Article Text
Abstract
Aim To study the prevalence of genotypes and alleles of the brain-derived neurotrophic factor gene (BDNF val66met), leptin receptor gene (LEPR Arg223Gln), fat mass and obesity-associated gene (FTO A23525T), angiotensinogen gene 1 (AGT Thr174Met), angiotensinogen gene 2 (AGT Met235Thr), fatty acid binding protein 2 gene (FABP2 Ala54Thr), and peroxisome proliferator-activated receptor gamma2 gene (PPARG2 Pro12Ala) in adolescent girls with obesity.
Material and Method A total of 72 adolescent girls aged 12–17 years were examined. Group 1 consisted of 36 children with obesity, and group 2 consisted of 36 children without obesity. Anthropometric, molecular genetics, and statistical methods were used.
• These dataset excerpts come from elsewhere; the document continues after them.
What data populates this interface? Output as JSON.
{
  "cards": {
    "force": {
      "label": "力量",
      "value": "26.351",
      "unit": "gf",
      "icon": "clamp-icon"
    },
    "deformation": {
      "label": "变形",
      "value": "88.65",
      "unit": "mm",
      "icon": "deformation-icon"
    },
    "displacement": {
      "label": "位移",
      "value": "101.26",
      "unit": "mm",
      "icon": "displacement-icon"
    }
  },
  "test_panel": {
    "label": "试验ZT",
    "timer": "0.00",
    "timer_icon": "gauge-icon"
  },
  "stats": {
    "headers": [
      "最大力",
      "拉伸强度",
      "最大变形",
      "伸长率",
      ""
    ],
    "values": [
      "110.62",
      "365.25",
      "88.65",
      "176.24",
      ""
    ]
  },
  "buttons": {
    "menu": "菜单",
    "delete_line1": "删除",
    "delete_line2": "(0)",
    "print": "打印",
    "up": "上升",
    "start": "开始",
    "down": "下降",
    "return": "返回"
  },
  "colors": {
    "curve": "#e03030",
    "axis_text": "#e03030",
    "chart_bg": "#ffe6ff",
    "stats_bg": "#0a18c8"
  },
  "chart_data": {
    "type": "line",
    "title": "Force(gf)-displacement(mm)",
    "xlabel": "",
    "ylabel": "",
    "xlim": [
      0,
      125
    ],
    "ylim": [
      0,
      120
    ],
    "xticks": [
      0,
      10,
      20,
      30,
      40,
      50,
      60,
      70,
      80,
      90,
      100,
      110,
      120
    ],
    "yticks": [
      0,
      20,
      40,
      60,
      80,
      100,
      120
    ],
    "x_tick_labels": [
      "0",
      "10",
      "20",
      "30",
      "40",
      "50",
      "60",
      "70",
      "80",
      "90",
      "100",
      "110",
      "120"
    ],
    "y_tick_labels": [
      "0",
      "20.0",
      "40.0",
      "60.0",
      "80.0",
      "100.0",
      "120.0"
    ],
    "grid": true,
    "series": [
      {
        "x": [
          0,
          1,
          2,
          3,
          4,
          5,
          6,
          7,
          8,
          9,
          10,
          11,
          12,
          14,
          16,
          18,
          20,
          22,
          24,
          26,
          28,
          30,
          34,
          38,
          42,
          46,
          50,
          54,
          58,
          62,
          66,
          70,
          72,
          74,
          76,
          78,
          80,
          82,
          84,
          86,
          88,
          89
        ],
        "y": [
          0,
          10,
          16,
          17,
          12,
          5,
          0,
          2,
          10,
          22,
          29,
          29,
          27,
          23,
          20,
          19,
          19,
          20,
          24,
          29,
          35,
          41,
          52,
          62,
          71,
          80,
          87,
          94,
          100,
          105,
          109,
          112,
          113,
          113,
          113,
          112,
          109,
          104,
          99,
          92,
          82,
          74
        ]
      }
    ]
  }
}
Results In 80% of cases, they were carriers of the Pro allele of the PPARG2 gene, had higher BMI, and were at risk of developing type 2 diabetes. The presence of the BDNF Met/Met gene mutation was found in 14% of those surveyed, which is associated with the risk of developing neurodegenerative disorders. The allele A of the FTO gene was detected in 14% of cases. Physical activity plays an important role in combating obesity. The presence of the LEPR gene mutation was found in 28% of children, which determines the risk carbohydrate and lipid metabolism disorders, elevated blood pressure. Homozygous carriage of the AGT gene alleles (Thr174Met) and (Met235Thr) was detected in 11% and 4% of cases, respectively. Heterozygous carriage of alleles of these genes was found in 64% and 55% of cases. This indicates a high risk of developing arterial hypertension, ischemic heart disease, gestosis, and preeclampsia during pregnancy. The FABP2 gene mutation (Thr/Thr) and (Ala/Thr) was present in 8% and 77% of adolescents, respectively. Girls in this group should limit calorie intake from fats and maintain physical activity.
Conclusions Molecular genetic testing should be performed in adolescent girls with obesity.